Anna und die Mauer, die fiel
Hallo, ich bin Anna und ich lebe in einer Stadt namens Berlin. Aber meine Stadt war lange Zeit etwas ganz Besonderes, denn mitten durch sie verlief eine große, graue Mauer. Sie war sehr hoch und sehr lang, und sie trennte unsere Stadt in zwei Teile: Ost-Berlin, wo ich mit meinen Eltern lebte, und West-Berlin. Im Westen wohnte meine Oma. Ich habe sie furchtbar vermisst. Wegen der Mauer konnten wir sie nicht einfach besuchen. Manchmal standen wir an Orten, von denen aus wir auf die andere Seite sehen konnten, und winkten, aber das war nicht dasselbe wie eine richtige, feste Umarmung. Meine Mama sagte immer, wir dürften die Hoffnung nicht aufgeben. In meinem Herzen wünschte ich mir jeden Tag, dass die Mauer einfach verschwinden würde, damit unsere Stadt und unsere Familie wieder eins sein könnten.

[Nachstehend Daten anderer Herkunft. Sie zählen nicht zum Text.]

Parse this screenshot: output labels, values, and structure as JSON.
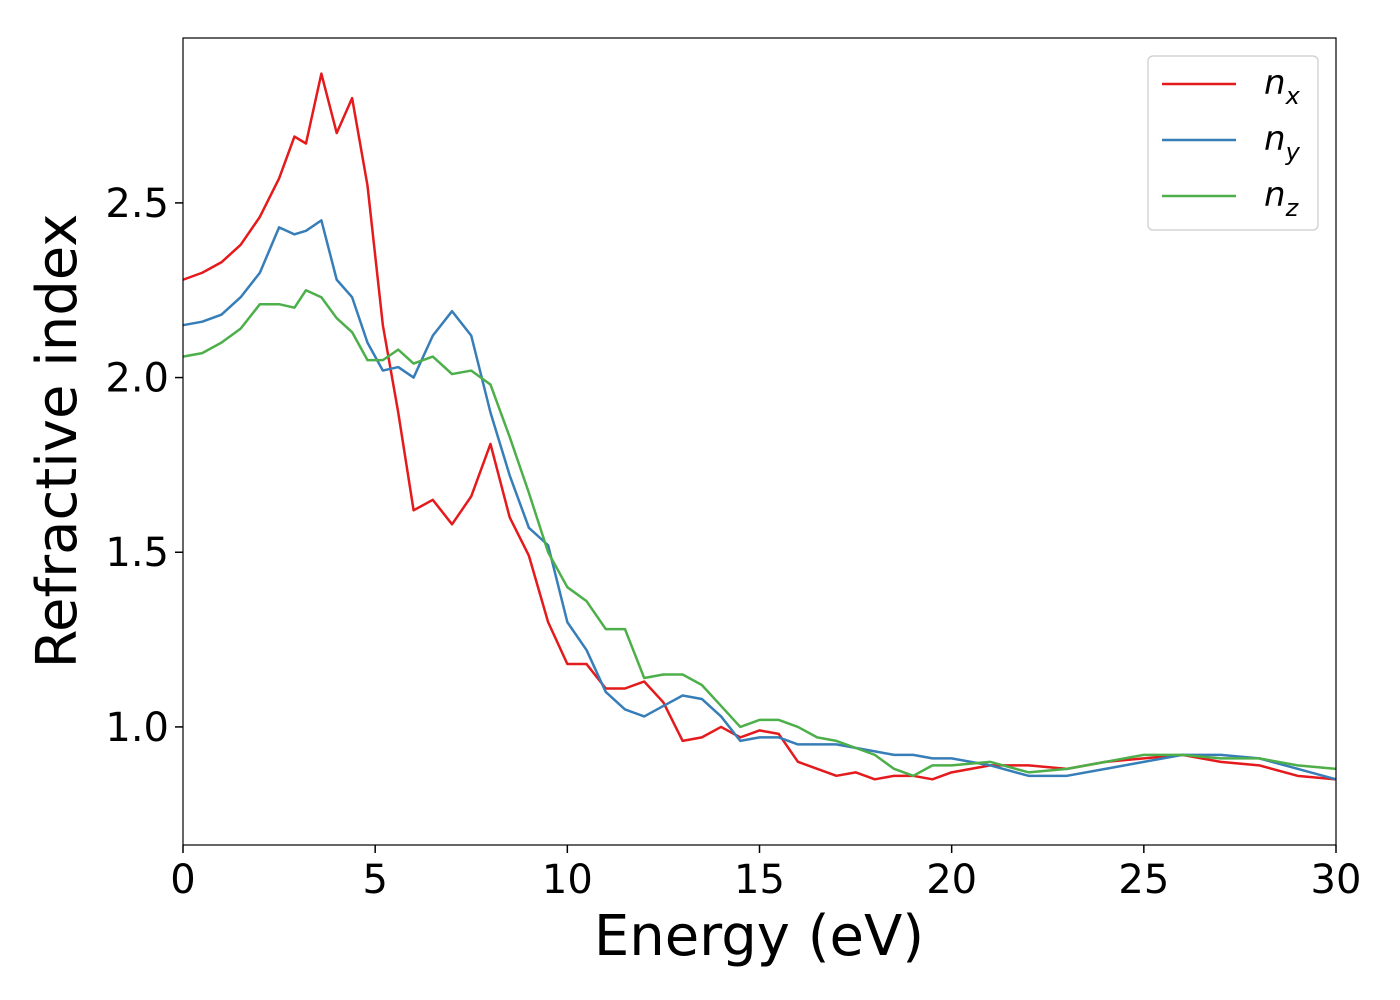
{
  "chart_data": {
    "type": "line",
    "xlabel": "Energy (eV)",
    "ylabel": "Refractive index",
    "x": [
      0,
      0.5,
      1,
      1.5,
      2,
      2.5,
      2.9,
      3.2,
      3.6,
      4.0,
      4.4,
      4.8,
      5.2,
      5.6,
      6.0,
      6.5,
      7.0,
      7.5,
      8.0,
      8.5,
      9.0,
      9.5,
      10,
      10.5,
      11,
      11.5,
      12,
      12.5,
      13,
      13.5,
      14,
      14.5,
      15,
      15.5,
      16,
      16.5,
      17,
      17.5,
      18,
      18.5,
      19,
      19.5,
      20,
      21,
      22,
      23,
      24,
      25,
      26,
      27,
      28,
      29,
      30
    ],
    "series": [
      {
        "name": "nx",
        "color": "#e41a1c",
        "values": [
          2.28,
          2.3,
          2.33,
          2.38,
          2.46,
          2.57,
          2.69,
          2.67,
          2.87,
          2.7,
          2.8,
          2.55,
          2.15,
          1.9,
          1.62,
          1.65,
          1.58,
          1.66,
          1.81,
          1.6,
          1.49,
          1.3,
          1.18,
          1.18,
          1.11,
          1.11,
          1.13,
          1.07,
          0.96,
          0.97,
          1.0,
          0.97,
          0.99,
          0.98,
          0.9,
          0.88,
          0.86,
          0.87,
          0.85,
          0.86,
          0.86,
          0.85,
          0.87,
          0.89,
          0.89,
          0.88,
          0.9,
          0.91,
          0.92,
          0.9,
          0.89,
          0.86,
          0.85
        ]
      },
      {
        "name": "ny",
        "color": "#377eb8",
        "values": [
          2.15,
          2.16,
          2.18,
          2.23,
          2.3,
          2.43,
          2.41,
          2.42,
          2.45,
          2.28,
          2.23,
          2.1,
          2.02,
          2.03,
          2.0,
          2.12,
          2.19,
          2.12,
          1.9,
          1.72,
          1.57,
          1.52,
          1.3,
          1.22,
          1.1,
          1.05,
          1.03,
          1.06,
          1.09,
          1.08,
          1.03,
          0.96,
          0.97,
          0.97,
          0.95,
          0.95,
          0.95,
          0.94,
          0.93,
          0.92,
          0.92,
          0.91,
          0.91,
          0.89,
          0.86,
          0.86,
          0.88,
          0.9,
          0.92,
          0.92,
          0.91,
          0.88,
          0.85
        ]
      },
      {
        "name": "nz",
        "color": "#4daf4a",
        "values": [
          2.06,
          2.07,
          2.1,
          2.14,
          2.21,
          2.21,
          2.2,
          2.25,
          2.23,
          2.17,
          2.13,
          2.05,
          2.05,
          2.08,
          2.04,
          2.06,
          2.01,
          2.02,
          1.98,
          1.83,
          1.67,
          1.5,
          1.4,
          1.36,
          1.28,
          1.28,
          1.14,
          1.15,
          1.15,
          1.12,
          1.06,
          1.0,
          1.02,
          1.02,
          1.0,
          0.97,
          0.96,
          0.94,
          0.92,
          0.88,
          0.86,
          0.89,
          0.89,
          0.9,
          0.87,
          0.88,
          0.9,
          0.92,
          0.92,
          0.91,
          0.91,
          0.89,
          0.88
        ]
      }
    ],
    "xlim": [
      0,
      30
    ],
    "xticks": [
      0,
      5,
      10,
      15,
      20,
      25,
      30
    ],
    "ylim": [
      0.662,
      2.972
    ],
    "yticks": [
      {
        "value": 1.0,
        "label": "1.0"
      },
      1.5,
      {
        "value": 2.0,
        "label": "2.0"
      },
      2.5
    ],
    "legend": "upper right",
    "grid": false
  }
}
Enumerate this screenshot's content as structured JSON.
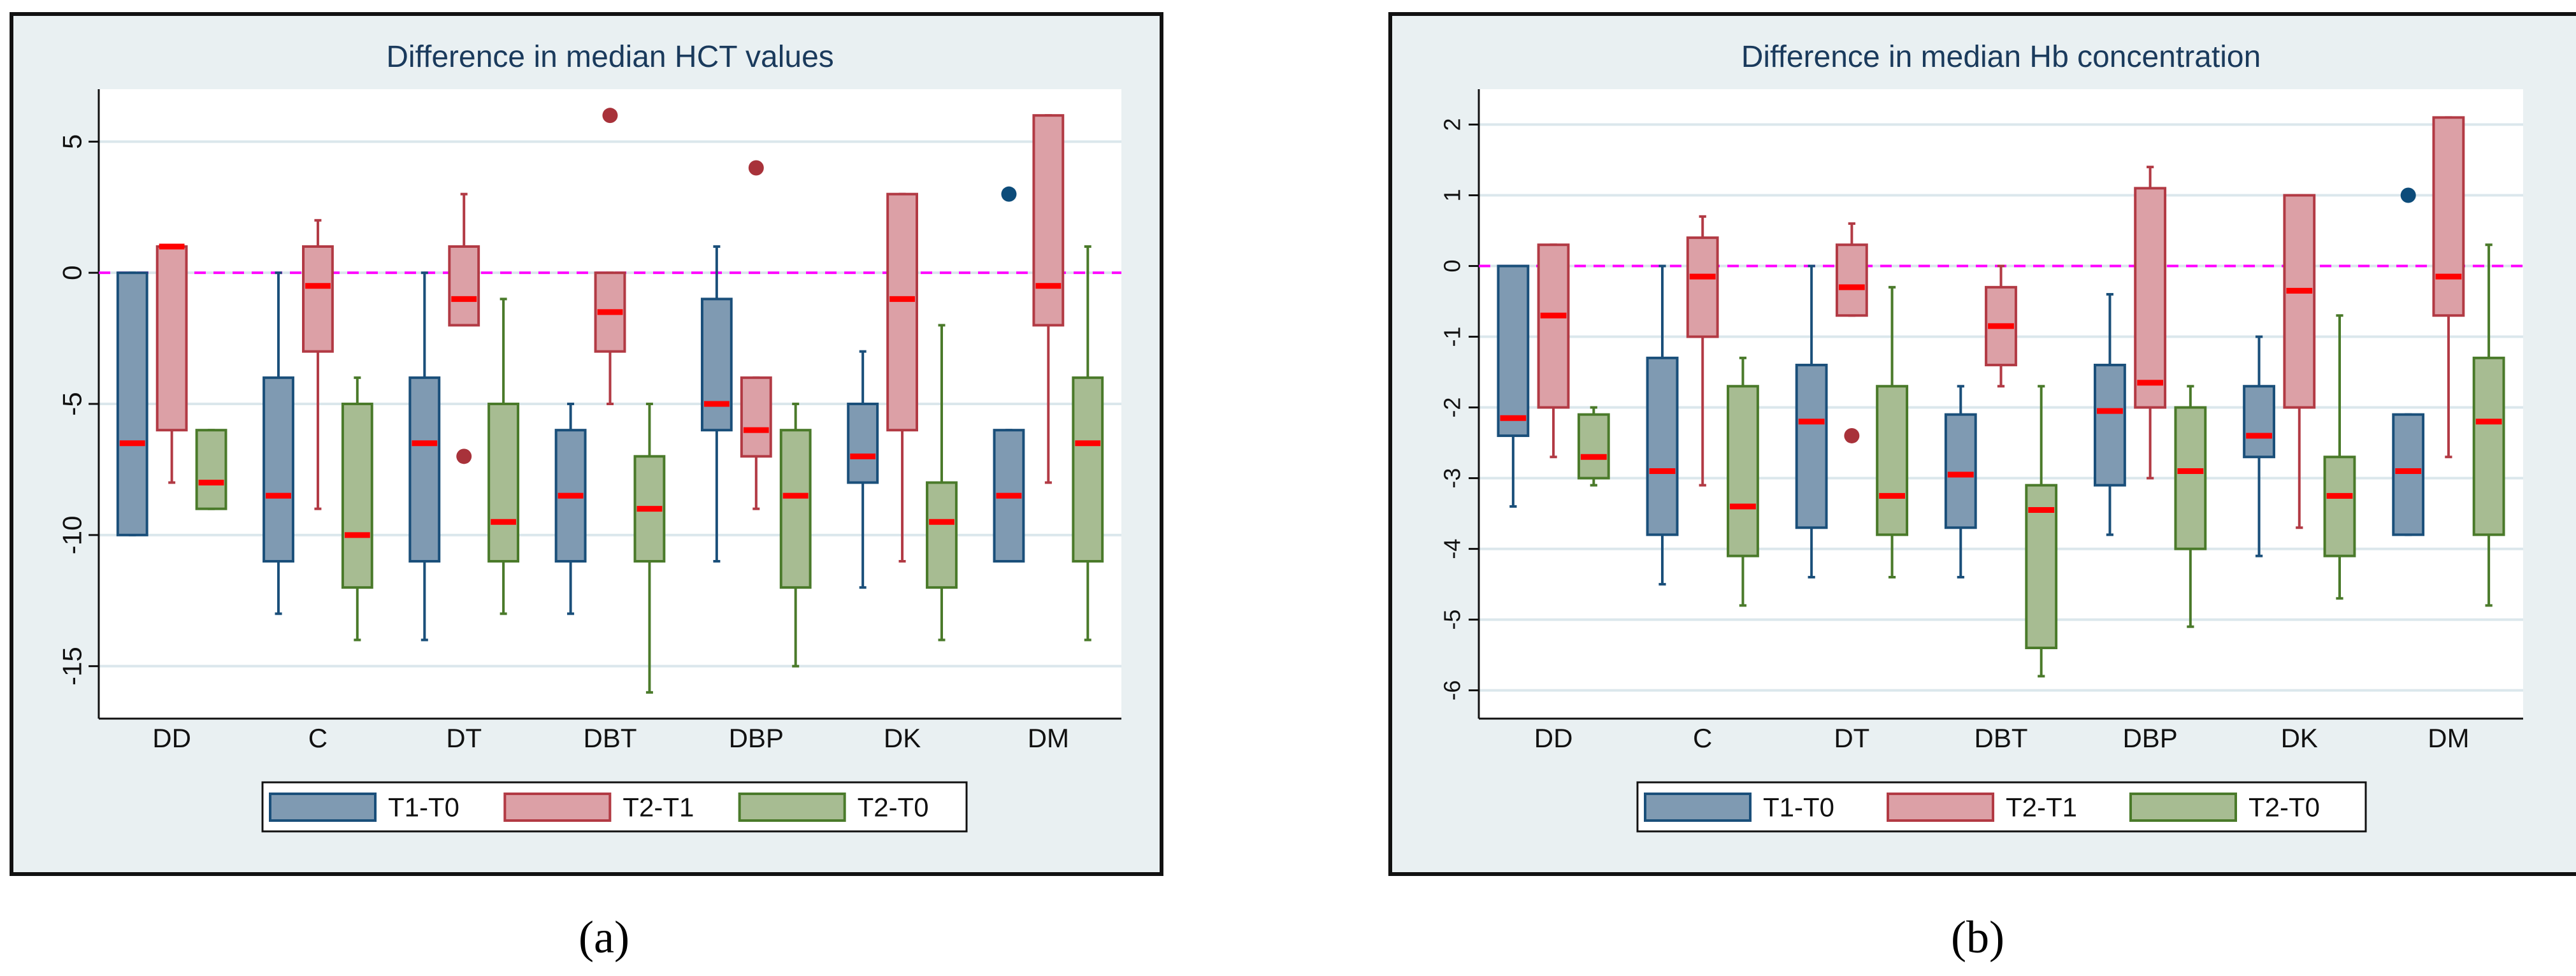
{
  "colors": {
    "panel_bg": "#e9f0f2",
    "plot_bg": "#ffffff",
    "grid": "#dbe7ec",
    "ref_line": "#ff00ff",
    "median": "#ff0000",
    "series_fill": [
      "#7f9ab2",
      "#dca0a6",
      "#a7bc92"
    ],
    "series_stroke": [
      "#1a4f7a",
      "#b23a44",
      "#4a7a2a"
    ],
    "outlier": [
      "#0d4c7a",
      "#a8323a",
      "#a8323a"
    ]
  },
  "chart_data": [
    {
      "type": "box",
      "title": "Difference in median HCT values",
      "caption": "(a)",
      "categories": [
        "DD",
        "C",
        "DT",
        "DBT",
        "DBP",
        "DK",
        "DM"
      ],
      "ylim": [
        -17,
        7
      ],
      "yticks": [
        5,
        0,
        -5,
        -10,
        -15
      ],
      "reference_line": 0,
      "legend": [
        "T1-T0",
        "T2-T1",
        "T2-T0"
      ],
      "series": [
        {
          "name": "T1-T0",
          "boxes": [
            {
              "min": -10,
              "q1": -10,
              "median": -6.5,
              "q3": 0,
              "max": 0,
              "outliers": []
            },
            {
              "min": -13,
              "q1": -11,
              "median": -8.5,
              "q3": -4,
              "max": 0,
              "outliers": []
            },
            {
              "min": -14,
              "q1": -11,
              "median": -6.5,
              "q3": -4,
              "max": 0,
              "outliers": []
            },
            {
              "min": -13,
              "q1": -11,
              "median": -8.5,
              "q3": -6,
              "max": -5,
              "outliers": []
            },
            {
              "min": -11,
              "q1": -6,
              "median": -5,
              "q3": -1,
              "max": 1,
              "outliers": []
            },
            {
              "min": -12,
              "q1": -8,
              "median": -7,
              "q3": -5,
              "max": -3,
              "outliers": []
            },
            {
              "min": -11,
              "q1": -11,
              "median": -8.5,
              "q3": -6,
              "max": -6,
              "outliers": [
                3
              ]
            }
          ]
        },
        {
          "name": "T2-T1",
          "boxes": [
            {
              "min": -8,
              "q1": -6,
              "median": 1,
              "q3": 1,
              "max": 1,
              "outliers": []
            },
            {
              "min": -9,
              "q1": -3,
              "median": -0.5,
              "q3": 1,
              "max": 2,
              "outliers": []
            },
            {
              "min": -2,
              "q1": -2,
              "median": -1,
              "q3": 1,
              "max": 3,
              "outliers": [
                -7
              ]
            },
            {
              "min": -5,
              "q1": -3,
              "median": -1.5,
              "q3": 0,
              "max": 0,
              "outliers": [
                6
              ]
            },
            {
              "min": -9,
              "q1": -7,
              "median": -6,
              "q3": -4,
              "max": -4,
              "outliers": [
                4
              ]
            },
            {
              "min": -11,
              "q1": -6,
              "median": -1,
              "q3": 3,
              "max": 3,
              "outliers": []
            },
            {
              "min": -8,
              "q1": -2,
              "median": -0.5,
              "q3": 6,
              "max": 6,
              "outliers": []
            }
          ]
        },
        {
          "name": "T2-T0",
          "boxes": [
            {
              "min": -9,
              "q1": -9,
              "median": -8,
              "q3": -6,
              "max": -6,
              "outliers": []
            },
            {
              "min": -14,
              "q1": -12,
              "median": -10,
              "q3": -5,
              "max": -4,
              "outliers": []
            },
            {
              "min": -13,
              "q1": -11,
              "median": -9.5,
              "q3": -5,
              "max": -1,
              "outliers": []
            },
            {
              "min": -16,
              "q1": -11,
              "median": -9,
              "q3": -7,
              "max": -5,
              "outliers": []
            },
            {
              "min": -15,
              "q1": -12,
              "median": -8.5,
              "q3": -6,
              "max": -5,
              "outliers": []
            },
            {
              "min": -14,
              "q1": -12,
              "median": -9.5,
              "q3": -8,
              "max": -2,
              "outliers": []
            },
            {
              "min": -14,
              "q1": -11,
              "median": -6.5,
              "q3": -4,
              "max": 1,
              "outliers": []
            }
          ]
        }
      ]
    },
    {
      "type": "box",
      "title": "Difference in median Hb concentration",
      "caption": "(b)",
      "categories": [
        "DD",
        "C",
        "DT",
        "DBT",
        "DBP",
        "DK",
        "DM"
      ],
      "ylim": [
        -6.4,
        2.5
      ],
      "yticks": [
        2,
        1,
        0,
        -1,
        -2,
        -3,
        -4,
        -5,
        -6
      ],
      "reference_line": 0,
      "legend": [
        "T1-T0",
        "T2-T1",
        "T2-T0"
      ],
      "series": [
        {
          "name": "T1-T0",
          "boxes": [
            {
              "min": -3.4,
              "q1": -2.4,
              "median": -2.15,
              "q3": 0,
              "max": 0,
              "outliers": []
            },
            {
              "min": -4.5,
              "q1": -3.8,
              "median": -2.9,
              "q3": -1.3,
              "max": 0,
              "outliers": []
            },
            {
              "min": -4.4,
              "q1": -3.7,
              "median": -2.2,
              "q3": -1.4,
              "max": 0,
              "outliers": []
            },
            {
              "min": -4.4,
              "q1": -3.7,
              "median": -2.95,
              "q3": -2.1,
              "max": -1.7,
              "outliers": []
            },
            {
              "min": -3.8,
              "q1": -3.1,
              "median": -2.05,
              "q3": -1.4,
              "max": -0.4,
              "outliers": []
            },
            {
              "min": -4.1,
              "q1": -2.7,
              "median": -2.4,
              "q3": -1.7,
              "max": -1.0,
              "outliers": []
            },
            {
              "min": -3.8,
              "q1": -3.8,
              "median": -2.9,
              "q3": -2.1,
              "max": -2.1,
              "outliers": [
                1
              ]
            }
          ]
        },
        {
          "name": "T2-T1",
          "boxes": [
            {
              "min": -2.7,
              "q1": -2.0,
              "median": -0.7,
              "q3": 0.3,
              "max": 0.3,
              "outliers": []
            },
            {
              "min": -3.1,
              "q1": -1.0,
              "median": -0.15,
              "q3": 0.4,
              "max": 0.7,
              "outliers": []
            },
            {
              "min": -0.7,
              "q1": -0.7,
              "median": -0.3,
              "q3": 0.3,
              "max": 0.6,
              "outliers": [
                -2.4
              ]
            },
            {
              "min": -1.7,
              "q1": -1.4,
              "median": -0.85,
              "q3": -0.3,
              "max": 0,
              "outliers": []
            },
            {
              "min": -3.0,
              "q1": -2.0,
              "median": -1.65,
              "q3": 1.1,
              "max": 1.4,
              "outliers": []
            },
            {
              "min": -3.7,
              "q1": -2.0,
              "median": -0.35,
              "q3": 1.0,
              "max": 1.0,
              "outliers": []
            },
            {
              "min": -2.7,
              "q1": -0.7,
              "median": -0.15,
              "q3": 2.1,
              "max": 2.1,
              "outliers": []
            }
          ]
        },
        {
          "name": "T2-T0",
          "boxes": [
            {
              "min": -3.1,
              "q1": -3.0,
              "median": -2.7,
              "q3": -2.1,
              "max": -2.0,
              "outliers": []
            },
            {
              "min": -4.8,
              "q1": -4.1,
              "median": -3.4,
              "q3": -1.7,
              "max": -1.3,
              "outliers": []
            },
            {
              "min": -4.4,
              "q1": -3.8,
              "median": -3.25,
              "q3": -1.7,
              "max": -0.3,
              "outliers": []
            },
            {
              "min": -5.8,
              "q1": -5.4,
              "median": -3.45,
              "q3": -3.1,
              "max": -1.7,
              "outliers": []
            },
            {
              "min": -5.1,
              "q1": -4.0,
              "median": -2.9,
              "q3": -2.0,
              "max": -1.7,
              "outliers": []
            },
            {
              "min": -4.7,
              "q1": -4.1,
              "median": -3.25,
              "q3": -2.7,
              "max": -0.7,
              "outliers": []
            },
            {
              "min": -4.8,
              "q1": -3.8,
              "median": -2.2,
              "q3": -1.3,
              "max": 0.3,
              "outliers": []
            }
          ]
        }
      ]
    }
  ]
}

An einem kühlen Abend im November, es war genau der 9. November 1989, änderte sich plötzlich alles. Ich lag schon in meinem Bett, als ich von draußen laute Rufe und fröhliches Geschrei hörte. Es klang, als würde die ganze Welt eine riesige Party feiern. Mein Papa kam aufgeregt in mein Zimmer und sagte: „Anna, steh auf. Etwas Wunderbares geschieht.“ Wir liefen zum Fenster und sahen Menschen, die auf der Straße tanzten, lachten und sich umarmten. „Die Grenze ist offen.“, rief meine Mama und hatte Tränen vor Freude in den Augen. „Die Mauer ist offen.“ Schnell zogen wir unsere Jacken an und gingen mit den anderen nach draußen. Die Luft war erfüllt von Glück. Alle liefen in Richtung der großen, grauen Mauer. Manche Leute hatten Hämmer dabei und klopften kleine Stücke aus dem Beton, als Souvenirs. Andere kletterten auf die Mauer, tanzten dort oben und sangen Lieder. Es war unglaublich. Fremde Menschen lagen sich in den Armen. Ich hielt Papas Hand ganz fest und staunte. Die Mauer, die uns so lange getrennt hatte, war kein Hindernis mehr, sondern ein Ort der Freude.
Am nächsten Tag erlebten wir den schönsten Moment von allen. Wir gingen Hand in Hand durch einen der geöffneten Übergänge nach West-Berlin. Alles sah so neu und aufregend aus, mit bunten Lichtern und Geschäften, die ich noch nie gesehen hatte. Aber das Allerbeste wartete dort auf uns. Auf der anderen Seite stand meine Oma mit weit geöffneten Armen. Ich rannte los, so schnell ich konnte, und sie schloss mich in die festeste Umarmung der Welt. Wir weinten alle ein bisschen, aber es waren Freudentränen. An diesem Tag habe ich gelernt, dass keine Mauer stark genug ist, um Menschen für immer zu trennen. Wenn Menschen zusammenhalten und an den Frieden glauben, können sie selbst die größten Hindernisse überwinden. Unsere Stadt war endlich wieder eine ganze Stadt, und wir waren wieder eine große, glückliche Familie.